The authors stated that although limited by its small sample size and single-blind design, this randomized, placebo-controlled study provided valuable information on the safety and effectiveness of MPFF in real-life practice in a cohort of women with PCS who were well-matched at baseline in terms of clinical and demographic characteristics.  Unlike most previous studies, the current analysis was not limited to assessment of painful complaints; but evaluated the effectiveness of treatment on the full range of PCS symptoms and included women with anatomical and morphological signs of PCS in the absence of pain symptoms.  Thus, this study added to the limited existing body of literature on the management of PCS symptoms in women.
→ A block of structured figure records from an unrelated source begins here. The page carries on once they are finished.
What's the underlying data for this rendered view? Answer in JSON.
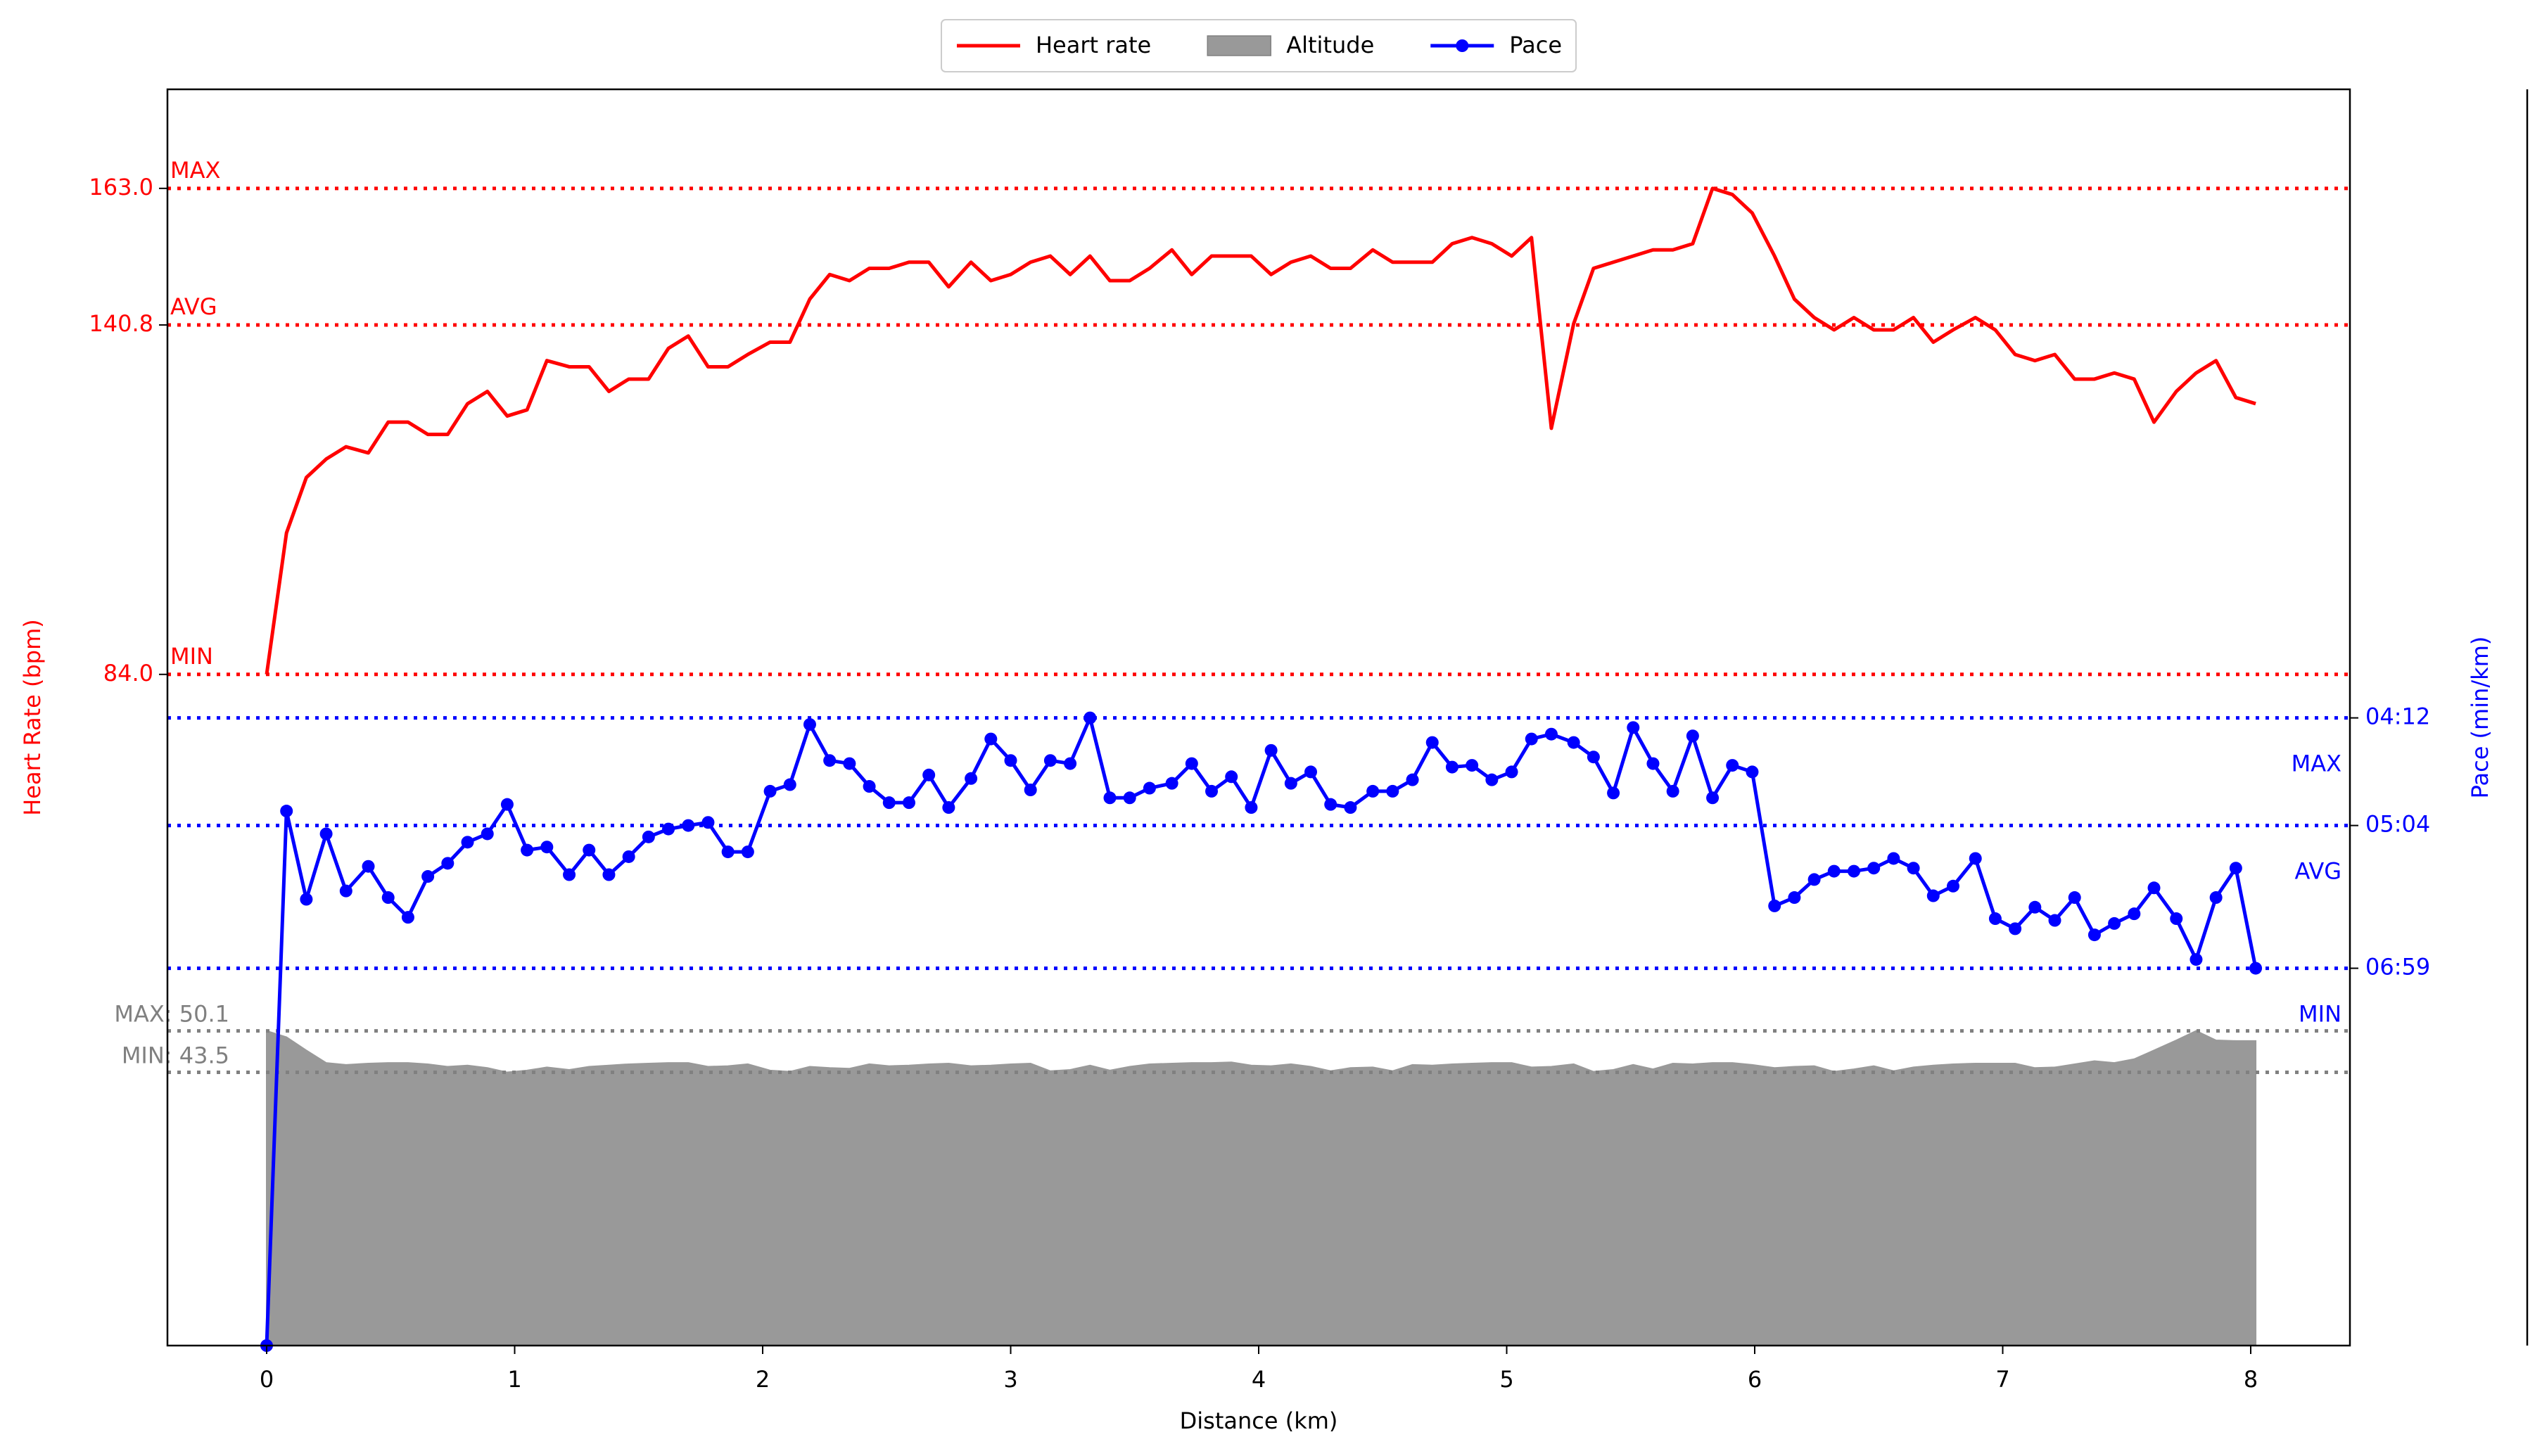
{
  "chart_data": {
    "type": "line",
    "x_label": "Distance (km)",
    "y_label": "Heart Rate (bpm)",
    "y2_label": "Pace (min/km)",
    "legend": "top",
    "grid": false,
    "x": [
      0,
      0.08,
      0.16,
      0.24,
      0.32,
      0.41,
      0.49,
      0.57,
      0.65,
      0.73,
      0.81,
      0.89,
      0.97,
      1.05,
      1.13,
      1.22,
      1.3,
      1.38,
      1.46,
      1.54,
      1.62,
      1.7,
      1.78,
      1.86,
      1.94,
      2.03,
      2.11,
      2.19,
      2.27,
      2.35,
      2.43,
      2.51,
      2.59,
      2.67,
      2.75,
      2.84,
      2.92,
      3.0,
      3.08,
      3.16,
      3.24,
      3.32,
      3.4,
      3.48,
      3.56,
      3.65,
      3.73,
      3.81,
      3.89,
      3.97,
      4.05,
      4.13,
      4.21,
      4.29,
      4.37,
      4.46,
      4.54,
      4.62,
      4.7,
      4.78,
      4.86,
      4.94,
      5.02,
      5.1,
      5.18,
      5.27,
      5.35,
      5.43,
      5.51,
      5.59,
      5.67,
      5.75,
      5.83,
      5.91,
      5.99,
      6.08,
      6.16,
      6.24,
      6.32,
      6.4,
      6.48,
      6.56,
      6.64,
      6.72,
      6.8,
      6.89,
      6.97,
      7.05,
      7.13,
      7.21,
      7.29,
      7.37,
      7.45,
      7.53,
      7.61,
      7.7,
      7.78,
      7.86,
      7.94,
      8.02
    ],
    "xlim": [
      -0.4,
      8.4
    ],
    "xticks": [
      0,
      1,
      2,
      3,
      4,
      5,
      6,
      7,
      8
    ],
    "ylim": [
      -25.1,
      179.1
    ],
    "yticks": [
      {
        "value": 84,
        "label": "84.0"
      },
      {
        "value": 140.8,
        "label": "140.8"
      },
      {
        "value": 163,
        "label": "163.0"
      }
    ],
    "y2lim": [
      0,
      28.6
    ],
    "y2ticks": [
      {
        "value": 14.29,
        "label": "04:12"
      },
      {
        "value": 11.84,
        "label": "05:04"
      },
      {
        "value": 8.59,
        "label": "06:59"
      }
    ],
    "y3lim": [
      0,
      200
    ],
    "series": [
      {
        "name": "Heart rate",
        "type": "line",
        "color": "#ff0000",
        "values": [
          84,
          107,
          116,
          119,
          121,
          120,
          125,
          125,
          123,
          123,
          128,
          130,
          126,
          127,
          135,
          134,
          134,
          130,
          132,
          132,
          137,
          139,
          134,
          134,
          136,
          138,
          138,
          145,
          149,
          148,
          150,
          150,
          151,
          151,
          147,
          151,
          148,
          149,
          151,
          152,
          149,
          152,
          148,
          148,
          150,
          153,
          149,
          152,
          152,
          152,
          149,
          151,
          152,
          150,
          150,
          153,
          151,
          151,
          151,
          154,
          155,
          154,
          152,
          155,
          124,
          141,
          150,
          151,
          152,
          153,
          153,
          154,
          163,
          162,
          159,
          152,
          145,
          142,
          140,
          142,
          140,
          140,
          142,
          138,
          140,
          142,
          140,
          136,
          135,
          136,
          132,
          132,
          133,
          132,
          125,
          130,
          133,
          135,
          129,
          128
        ]
      },
      {
        "name": "Altitude",
        "type": "area",
        "axis": "y3",
        "color": "#999999",
        "values": [
          50.1,
          49.1,
          47.0,
          45.0,
          44.7,
          44.9,
          45.0,
          45.0,
          44.8,
          44.4,
          44.6,
          44.2,
          43.5,
          43.8,
          44.3,
          43.9,
          44.4,
          44.6,
          44.8,
          44.9,
          45.0,
          45.0,
          44.4,
          44.5,
          44.8,
          43.8,
          43.6,
          44.4,
          44.2,
          44.1,
          44.8,
          44.5,
          44.6,
          44.8,
          44.9,
          44.5,
          44.6,
          44.8,
          44.9,
          43.7,
          43.9,
          44.6,
          43.8,
          44.4,
          44.8,
          44.9,
          45.0,
          45.0,
          45.1,
          44.6,
          44.5,
          44.8,
          44.4,
          43.7,
          44.2,
          44.3,
          43.7,
          44.7,
          44.6,
          44.8,
          44.9,
          45.0,
          45.0,
          44.3,
          44.4,
          44.8,
          43.6,
          43.9,
          44.7,
          44.0,
          44.9,
          44.8,
          45.0,
          45.0,
          44.7,
          44.2,
          44.4,
          44.5,
          43.6,
          44.0,
          44.5,
          43.7,
          44.3,
          44.6,
          44.8,
          44.9,
          44.9,
          44.9,
          44.2,
          44.3,
          44.8,
          45.3,
          45.0,
          45.6,
          47.0,
          48.6,
          50.1,
          48.6,
          48.5,
          48.5
        ]
      },
      {
        "name": "Pace",
        "type": "line",
        "marker": true,
        "axis": "y2",
        "color": "#0000ff",
        "values": [
          0,
          12.17,
          10.16,
          11.65,
          10.35,
          10.91,
          10.2,
          9.75,
          10.68,
          10.98,
          11.46,
          11.65,
          12.32,
          11.28,
          11.35,
          10.72,
          11.28,
          10.72,
          11.13,
          11.58,
          11.76,
          11.84,
          11.91,
          11.24,
          11.24,
          12.62,
          12.77,
          14.14,
          13.32,
          13.25,
          12.73,
          12.36,
          12.36,
          12.99,
          12.25,
          12.91,
          13.81,
          13.32,
          12.65,
          13.32,
          13.25,
          14.29,
          12.47,
          12.47,
          12.69,
          12.8,
          13.25,
          12.62,
          12.95,
          12.25,
          13.55,
          12.8,
          13.06,
          12.32,
          12.25,
          12.62,
          12.62,
          12.88,
          13.73,
          13.17,
          13.21,
          12.88,
          13.06,
          13.81,
          13.92,
          13.73,
          13.4,
          12.58,
          14.07,
          13.25,
          12.62,
          13.88,
          12.47,
          13.21,
          13.06,
          10.01,
          10.2,
          10.61,
          10.8,
          10.8,
          10.87,
          11.09,
          10.87,
          10.24,
          10.46,
          11.09,
          9.72,
          9.49,
          9.98,
          9.68,
          10.2,
          9.35,
          9.61,
          9.83,
          10.42,
          9.72,
          8.79,
          10.2,
          10.87,
          8.59
        ]
      }
    ],
    "reference_lines": [
      {
        "axis": "y",
        "label": "MAX",
        "value": 163,
        "color": "#ff0000"
      },
      {
        "axis": "y",
        "label": "AVG",
        "value": 140.8,
        "color": "#ff0000"
      },
      {
        "axis": "y",
        "label": "MIN",
        "value": 84,
        "color": "#ff0000"
      },
      {
        "axis": "y2",
        "label": "MAX",
        "value": 14.29,
        "color": "#0000ff"
      },
      {
        "axis": "y2",
        "label": "AVG",
        "value": 11.84,
        "color": "#0000ff"
      },
      {
        "axis": "y2",
        "label": "MIN",
        "value": 8.59,
        "color": "#0000ff"
      },
      {
        "axis": "y3",
        "label": "MAX: 50.1",
        "value": 50.1,
        "color": "#808080"
      },
      {
        "axis": "y3",
        "label": "MIN: 43.5",
        "value": 43.5,
        "color": "#808080"
      }
    ]
  }
}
Furthermore, an UpToDate review on “Vulvovaginal varicosities and pelvic congestion syndrome” (Johnson, 2022) does not mention micronized purified flavonoid fraction as a management / therapeutic option.

Proximal Coil Occlusion Preceding Distal Sclerotherapy for the Treatment of Pelvic Congestion Syndrome

In a retrospective, cohort, multi-center study Chen et al (2023) examined the feasibility, safety and effectiveness of proximal coil occlusion preceding distal sclerotherapy (PCODS) for patients with PCS.  Subjects were 94 patients with PCS who had undergone PCODS and 53 patients who had undergone standard endovascular embolization (control group) between June 2014 and April 2020.  The primary endpoint was the clinical remission rate; and the secondary endpoints were the operative time, total fluoroscopy time, radiation dose, overall length of coils used per case, and adverse events (AEs).  Subjects were followed-up at 1, 3, 6, and 12 months.  PCODS was successfully performed in 94 patients (100 %).  The clinical remission rates were significantly higher in the PCODS group than in the control group at 1, 6, and 12 months (p = 0.036, p = 0.032, and p = 0.032).  The operative time and total fluoroscopy time were shorter for the PCODS group than for the control group (48.3 ± 5.2 mins and 37.7 ± 4.4 mins versus 53.9 ± 4.8 mins and 42.6 ± 4.1 mins, respectively; p < 0.001 for both).  The radiation dose was significantly lower in the PCODS group than in the control group (362,634.69 ± 41,533.13 mGy·cm2 versus 421,578.30 ± 49,517.93 mGy·cm2; p < 0.001).  The overall length of coils used per case was 19.8 ± 6.0 cm in the PCODS group and 31.7 ± 8.5 cm in the control group (p < 0.001).  Migration of n-butyl cyanoacrylate to the renal vein occurred in 2 patients in the control group.  The authors found PCODS was feasible with a higher clinical remission rate and mild AEs in patients with PCS.